Ce lundi 30 novembre, les députés algériens devront adopter le projet de Loi de finances 2016 qui suscite de vives polémiques. Les dispositions de cette loi divisent les partis politiques et nourrissent un véritable malaise, y compris au sein des partisans du régime.
Pourquoi ce projet de loi de finances concentre-t-il tant de critiques ? Ce texte répond-t-il vraiment aux préoccupations de l’heure ? En réalité, ce projet comporte de nombreux articles accusant un énorme déficit en clarté. Pis, certains articles doivent être vraiment revus en urgence car ils peuvent générer des situations qui risquent de porter grandement préjudice à l’économie du pays.
C’est, sans doute, l’article 2 de cette Loi de finances 2016 qui inquiète les experts. Officiellement, cet article permet l’annulation de la disposition imposée par la loi de finances complémentaire 2009 aux investisseurs pour réinvestir la part des exonérations fiscales dont ils bénéficient dans l’objectif d’encourager les investissements et la création des richesses. L’intention est noble. Mais en réalité, il est opaque et dangereux. Pourquoi ? « Cet article traite des avantages fiscaux accordés par l’Agence nationale de développement de l’investissement (ANDI). Sur une période de cinq ans, les investisseurs étrangers jouissent de ses avantages et ne paient pas plusieurs impôts à condition qu’ils développement leurs projets. Après cette période d’exonération, ils étaient obligés de réinvestir ses avantages fiscaux pour renforcer leur présence en Algérie, comme par exemple, en finançant la construction d’un nouveau siège. Par contre, la nouvelle loi de finances leur permet tout simplement de ne plus réinvestir les avantages fiscaux ! Ce qui va encourager les investisseurs étrangers à les transférer à l’étranger et l’Algérie sera la perdante« , regrette Mohamed Kessal, expert financier et consultant à l’étranger auprès de plusieurs institutions internationales. Pour notre interlocuteur, cet article de loi doit être rapidement rectifié pour éviter des dérapages dangereux liés à la fuite des capitaux.
L’article 76 est aussi l’autre pomme de discorde qui fait peur aux économistes. Cette disposition permet aux entreprises algériennes de céder leurs actifs via la Bourse d’Alger.
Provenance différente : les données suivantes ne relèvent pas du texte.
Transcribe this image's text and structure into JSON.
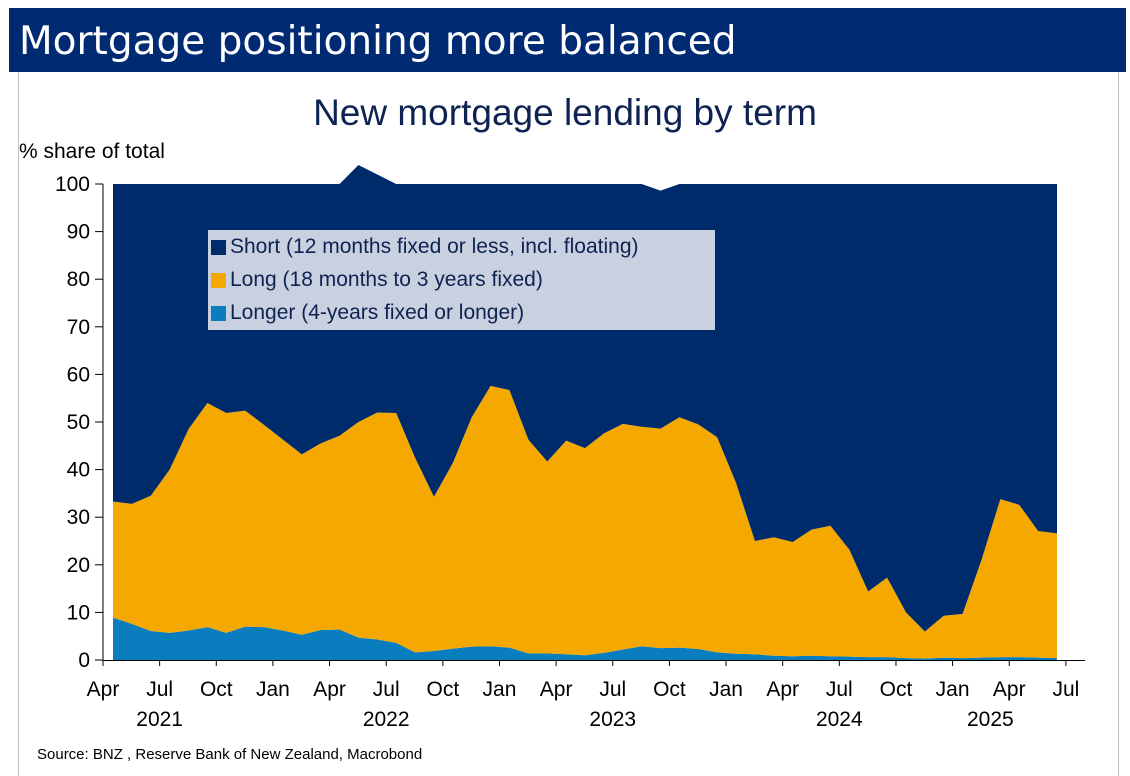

Mais le droit de préemption n’est pas imposé à ces cessions et n’importe quel investisseur étranger peut s’approprier la totalité des actions, s’il passe par la Bourse. Là aussi, l’intention est noble. Mais le mécanisme de fonctionnement accuse des déficiences. « La cession des actifs via la Bourse doit être soumise à un seuil ne dépassant pas les 49 % », analyse Mohamed Kessal, selon lequel il est vital pour la transparence et la bonne gouvernance d’établir des seuils pour chaque actionnaire lors de la cession d’une entreprise algérienne. Cette mesure permettra surtout d’éviter des situations de monopole qui peuvent nuire gravement à la concurrence et à l’économie algérienne en général.
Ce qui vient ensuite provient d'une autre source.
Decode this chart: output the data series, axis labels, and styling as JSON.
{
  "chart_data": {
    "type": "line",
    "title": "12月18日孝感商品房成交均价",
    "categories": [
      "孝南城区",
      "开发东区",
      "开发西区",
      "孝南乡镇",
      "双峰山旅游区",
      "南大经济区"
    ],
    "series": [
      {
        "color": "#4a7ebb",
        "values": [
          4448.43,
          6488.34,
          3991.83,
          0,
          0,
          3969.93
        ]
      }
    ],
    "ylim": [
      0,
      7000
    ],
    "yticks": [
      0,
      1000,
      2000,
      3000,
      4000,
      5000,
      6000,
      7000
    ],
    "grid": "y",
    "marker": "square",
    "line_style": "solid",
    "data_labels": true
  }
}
Enfin, l’article 71 pourrait menacer sérieusement les équilibres du gouvernement algérien. Et pour cause ! Cet article de loi donne au gouvernement la “latitude de décider, par décret motivé sur rapport du ministre des Finances, de l’annulation ou du gel de projets lorsque les équilibres budgétaires sont compromis”. En plus, le ministre des Finances dispose de toute la latitude de transférer des budgets non-consommés vers d’autres secteurs qu’il juge, lui-seul, comme vitaux ou approprié. Le ministre des Finances disposerait ainsi d’un grand pouvoir et n’aura nullement besoin de son propre patron, le Premier ministre ou même le Président de la République. Cette situation est jugée très dangereuse car elle risque de causer des dérapages incontrôlés. « Trop de pouvoir nuit au pouvoir. Un ministre des Finances ne peut pas être le seul à décider des gestions de ces budgets. Gérer un pays n’a rien à voir avec gérer une banque ou une associations d’établissements financiers », avertit, en dernier lieu, Mohamed Kessal.